The fact that the European Union wants to enact and enforce its own laws on its own territory shouldn't really strike one as controversial.
But nevertheless, Russia's prime minister is apparently taking issue with such a proposition.
In remarks last week, Dmitry Medvedev claimed that attempts by Brussels to regulate the Nord Stream 2 gas pipeline are aimed at complicating its implementation and forcing Moscow to abandon it.
Medvedev's comments came in response to legislation proposed by the European Commission that would require all major gas pipelines entering EU territory to comply with the bloc's rules on transparency, accessibility, and efficiency.
This includes things like requiring nondiscriminatory tariffs and transparent reporting.
It also includes antimonopoly measures such as requiring pipelines to offer at least 10 percent of the capacity to third parties, and so-called ownership unbundling, which prohibits pipelines from being directly owned by gas suppliers.
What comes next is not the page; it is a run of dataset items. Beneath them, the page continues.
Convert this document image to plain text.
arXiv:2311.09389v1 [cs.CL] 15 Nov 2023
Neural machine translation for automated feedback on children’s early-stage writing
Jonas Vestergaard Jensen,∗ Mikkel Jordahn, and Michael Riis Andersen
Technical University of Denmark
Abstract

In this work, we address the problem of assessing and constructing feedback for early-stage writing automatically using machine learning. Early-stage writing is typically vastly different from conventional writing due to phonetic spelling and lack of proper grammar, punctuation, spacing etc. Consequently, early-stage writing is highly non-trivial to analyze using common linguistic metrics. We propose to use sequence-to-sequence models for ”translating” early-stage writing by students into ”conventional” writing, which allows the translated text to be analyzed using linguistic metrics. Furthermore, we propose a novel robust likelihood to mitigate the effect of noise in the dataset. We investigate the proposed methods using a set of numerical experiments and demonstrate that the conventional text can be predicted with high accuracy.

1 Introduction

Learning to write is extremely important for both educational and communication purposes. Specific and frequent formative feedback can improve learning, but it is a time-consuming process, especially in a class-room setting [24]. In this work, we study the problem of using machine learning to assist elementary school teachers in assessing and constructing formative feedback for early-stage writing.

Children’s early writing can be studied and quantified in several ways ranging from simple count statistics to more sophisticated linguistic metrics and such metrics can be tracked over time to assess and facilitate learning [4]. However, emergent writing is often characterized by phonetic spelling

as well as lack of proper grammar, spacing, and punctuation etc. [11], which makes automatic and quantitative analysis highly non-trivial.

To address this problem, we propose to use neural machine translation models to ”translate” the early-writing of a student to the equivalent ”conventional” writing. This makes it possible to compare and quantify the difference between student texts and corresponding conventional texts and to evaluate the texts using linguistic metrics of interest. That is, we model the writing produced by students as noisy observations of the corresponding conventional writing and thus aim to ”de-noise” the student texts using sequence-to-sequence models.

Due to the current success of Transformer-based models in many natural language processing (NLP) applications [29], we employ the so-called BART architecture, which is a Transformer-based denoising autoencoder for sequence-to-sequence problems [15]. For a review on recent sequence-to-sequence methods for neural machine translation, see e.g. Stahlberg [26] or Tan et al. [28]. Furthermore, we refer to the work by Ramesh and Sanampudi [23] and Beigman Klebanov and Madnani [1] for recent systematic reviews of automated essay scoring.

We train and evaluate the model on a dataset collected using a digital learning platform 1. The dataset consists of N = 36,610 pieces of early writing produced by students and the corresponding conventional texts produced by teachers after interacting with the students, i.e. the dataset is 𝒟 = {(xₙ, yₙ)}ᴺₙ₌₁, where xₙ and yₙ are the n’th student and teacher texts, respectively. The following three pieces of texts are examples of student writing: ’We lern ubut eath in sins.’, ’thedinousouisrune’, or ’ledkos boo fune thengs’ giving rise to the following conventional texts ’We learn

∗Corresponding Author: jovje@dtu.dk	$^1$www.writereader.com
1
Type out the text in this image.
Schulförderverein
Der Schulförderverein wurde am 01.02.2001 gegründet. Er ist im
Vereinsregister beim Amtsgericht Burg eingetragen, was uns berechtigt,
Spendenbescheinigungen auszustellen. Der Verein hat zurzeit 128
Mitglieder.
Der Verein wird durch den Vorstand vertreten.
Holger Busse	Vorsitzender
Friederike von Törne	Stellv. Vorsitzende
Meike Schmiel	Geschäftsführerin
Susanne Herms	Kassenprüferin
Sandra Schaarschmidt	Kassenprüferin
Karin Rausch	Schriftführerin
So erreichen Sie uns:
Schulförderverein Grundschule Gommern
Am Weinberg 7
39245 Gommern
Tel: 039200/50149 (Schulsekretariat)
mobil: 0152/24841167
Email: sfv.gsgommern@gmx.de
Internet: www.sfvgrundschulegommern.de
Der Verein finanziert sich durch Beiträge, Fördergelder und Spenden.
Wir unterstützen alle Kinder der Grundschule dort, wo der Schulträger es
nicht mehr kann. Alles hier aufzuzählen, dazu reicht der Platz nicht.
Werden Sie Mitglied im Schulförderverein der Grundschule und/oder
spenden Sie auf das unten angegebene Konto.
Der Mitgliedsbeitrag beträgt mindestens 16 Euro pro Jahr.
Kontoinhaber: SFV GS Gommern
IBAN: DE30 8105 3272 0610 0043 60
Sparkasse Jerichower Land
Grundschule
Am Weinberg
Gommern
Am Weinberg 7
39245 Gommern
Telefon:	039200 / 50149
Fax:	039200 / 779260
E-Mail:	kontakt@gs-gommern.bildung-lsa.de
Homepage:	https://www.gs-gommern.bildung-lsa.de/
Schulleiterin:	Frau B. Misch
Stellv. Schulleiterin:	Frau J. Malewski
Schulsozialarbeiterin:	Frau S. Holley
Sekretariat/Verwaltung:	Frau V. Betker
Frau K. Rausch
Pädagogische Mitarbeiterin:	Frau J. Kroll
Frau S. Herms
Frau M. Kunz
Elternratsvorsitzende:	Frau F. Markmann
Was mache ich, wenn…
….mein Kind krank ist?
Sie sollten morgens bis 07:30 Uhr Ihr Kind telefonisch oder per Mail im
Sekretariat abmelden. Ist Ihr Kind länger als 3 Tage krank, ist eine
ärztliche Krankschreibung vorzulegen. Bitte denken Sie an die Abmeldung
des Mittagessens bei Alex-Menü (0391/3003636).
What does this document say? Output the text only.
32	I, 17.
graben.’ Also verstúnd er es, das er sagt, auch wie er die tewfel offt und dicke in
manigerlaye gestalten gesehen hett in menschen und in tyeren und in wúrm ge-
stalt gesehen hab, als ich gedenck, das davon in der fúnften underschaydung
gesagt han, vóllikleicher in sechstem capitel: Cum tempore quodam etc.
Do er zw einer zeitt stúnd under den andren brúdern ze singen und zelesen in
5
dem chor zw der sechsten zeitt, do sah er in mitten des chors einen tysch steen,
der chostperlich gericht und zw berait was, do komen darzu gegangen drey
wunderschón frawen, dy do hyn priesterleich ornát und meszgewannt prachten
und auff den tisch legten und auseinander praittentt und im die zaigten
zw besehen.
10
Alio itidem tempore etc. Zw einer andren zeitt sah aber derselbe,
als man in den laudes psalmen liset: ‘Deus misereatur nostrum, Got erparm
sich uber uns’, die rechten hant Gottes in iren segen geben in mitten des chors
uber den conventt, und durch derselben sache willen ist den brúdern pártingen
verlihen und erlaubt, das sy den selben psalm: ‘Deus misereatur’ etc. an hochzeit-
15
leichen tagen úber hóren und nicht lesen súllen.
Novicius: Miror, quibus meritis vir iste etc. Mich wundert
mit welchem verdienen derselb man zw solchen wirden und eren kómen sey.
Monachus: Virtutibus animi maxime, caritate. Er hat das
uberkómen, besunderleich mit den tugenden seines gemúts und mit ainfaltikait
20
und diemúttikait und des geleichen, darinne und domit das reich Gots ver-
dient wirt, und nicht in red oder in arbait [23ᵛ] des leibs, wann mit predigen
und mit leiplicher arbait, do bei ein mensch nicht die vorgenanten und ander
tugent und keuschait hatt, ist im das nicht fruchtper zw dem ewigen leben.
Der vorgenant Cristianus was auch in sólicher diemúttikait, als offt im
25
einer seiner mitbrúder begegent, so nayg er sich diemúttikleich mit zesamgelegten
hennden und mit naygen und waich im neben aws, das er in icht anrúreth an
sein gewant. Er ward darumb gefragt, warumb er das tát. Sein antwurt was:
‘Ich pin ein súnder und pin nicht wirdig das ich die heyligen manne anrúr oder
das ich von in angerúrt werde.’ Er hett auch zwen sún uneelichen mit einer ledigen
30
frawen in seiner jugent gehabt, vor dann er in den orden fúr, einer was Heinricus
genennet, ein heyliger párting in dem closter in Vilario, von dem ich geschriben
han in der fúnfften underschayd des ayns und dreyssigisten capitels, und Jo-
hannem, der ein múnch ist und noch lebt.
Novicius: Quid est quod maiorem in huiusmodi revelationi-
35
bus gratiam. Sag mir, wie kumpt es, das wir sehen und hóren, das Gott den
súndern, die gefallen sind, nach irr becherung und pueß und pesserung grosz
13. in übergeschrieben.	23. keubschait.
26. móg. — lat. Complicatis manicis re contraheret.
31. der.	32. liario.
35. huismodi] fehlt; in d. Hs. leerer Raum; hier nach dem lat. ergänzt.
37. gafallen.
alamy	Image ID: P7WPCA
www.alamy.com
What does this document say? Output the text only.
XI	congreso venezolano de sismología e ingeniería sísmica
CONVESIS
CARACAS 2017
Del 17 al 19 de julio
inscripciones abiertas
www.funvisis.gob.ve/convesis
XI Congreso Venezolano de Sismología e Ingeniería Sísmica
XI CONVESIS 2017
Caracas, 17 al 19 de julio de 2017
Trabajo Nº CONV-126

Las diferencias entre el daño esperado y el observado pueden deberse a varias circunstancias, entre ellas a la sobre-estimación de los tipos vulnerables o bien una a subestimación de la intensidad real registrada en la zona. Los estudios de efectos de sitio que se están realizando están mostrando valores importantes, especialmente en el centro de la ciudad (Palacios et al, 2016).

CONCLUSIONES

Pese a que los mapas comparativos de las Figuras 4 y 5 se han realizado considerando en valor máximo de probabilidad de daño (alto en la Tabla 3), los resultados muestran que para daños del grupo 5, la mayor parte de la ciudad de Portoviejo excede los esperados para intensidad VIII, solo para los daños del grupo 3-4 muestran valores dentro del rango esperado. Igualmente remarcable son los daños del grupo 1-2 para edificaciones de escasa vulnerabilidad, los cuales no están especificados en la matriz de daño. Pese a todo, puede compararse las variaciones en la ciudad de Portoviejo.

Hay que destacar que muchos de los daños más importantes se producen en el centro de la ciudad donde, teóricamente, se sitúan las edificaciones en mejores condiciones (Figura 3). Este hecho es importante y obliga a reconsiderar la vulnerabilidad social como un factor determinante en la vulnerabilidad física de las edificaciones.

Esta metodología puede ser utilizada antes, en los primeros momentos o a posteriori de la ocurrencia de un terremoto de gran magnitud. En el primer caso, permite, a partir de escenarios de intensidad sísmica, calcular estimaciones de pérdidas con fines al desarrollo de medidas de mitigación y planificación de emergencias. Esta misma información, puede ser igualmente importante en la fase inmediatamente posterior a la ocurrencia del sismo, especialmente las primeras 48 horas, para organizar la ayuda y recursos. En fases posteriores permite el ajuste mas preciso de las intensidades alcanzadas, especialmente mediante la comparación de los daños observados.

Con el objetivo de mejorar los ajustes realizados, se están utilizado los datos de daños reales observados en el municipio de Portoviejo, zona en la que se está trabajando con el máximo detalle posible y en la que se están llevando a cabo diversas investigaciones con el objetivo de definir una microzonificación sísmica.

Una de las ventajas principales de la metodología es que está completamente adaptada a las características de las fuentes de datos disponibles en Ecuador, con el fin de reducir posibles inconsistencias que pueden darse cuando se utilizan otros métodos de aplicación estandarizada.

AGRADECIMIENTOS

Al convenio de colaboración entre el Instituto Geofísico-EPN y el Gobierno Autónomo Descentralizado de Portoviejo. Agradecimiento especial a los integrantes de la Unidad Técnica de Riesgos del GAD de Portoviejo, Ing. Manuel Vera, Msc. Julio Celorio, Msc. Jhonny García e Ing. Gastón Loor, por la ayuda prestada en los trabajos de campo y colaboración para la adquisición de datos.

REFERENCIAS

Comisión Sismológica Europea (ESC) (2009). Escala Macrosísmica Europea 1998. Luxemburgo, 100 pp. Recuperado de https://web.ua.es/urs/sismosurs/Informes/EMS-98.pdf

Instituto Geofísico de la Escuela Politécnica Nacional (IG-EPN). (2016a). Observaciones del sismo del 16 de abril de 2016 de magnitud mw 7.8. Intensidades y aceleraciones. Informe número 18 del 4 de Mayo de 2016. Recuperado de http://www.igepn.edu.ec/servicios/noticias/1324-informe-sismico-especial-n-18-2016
Speaking about the regulations, European Commission Vice President Maros Sefcovic said they were necessary to provide "much-needed clarity and legal certainty" and that Nord Stream 2 "should not be built in a legal void."
Which sounds kind of, you know, reasonable.
But the fact that the Russian prime minister is actually making an issue of the fact that the EU wants pipelines on EU territory to comply with EU rules speaks volumes about what Russian energy companies have been able to get away with in the past.
And at a deeper level, the fact that Moscow objects to being subject to the same rules as everybody else in the European energy market also says a quite a bit about the gap that exists between Russia and the West on the primacy of the rule of law.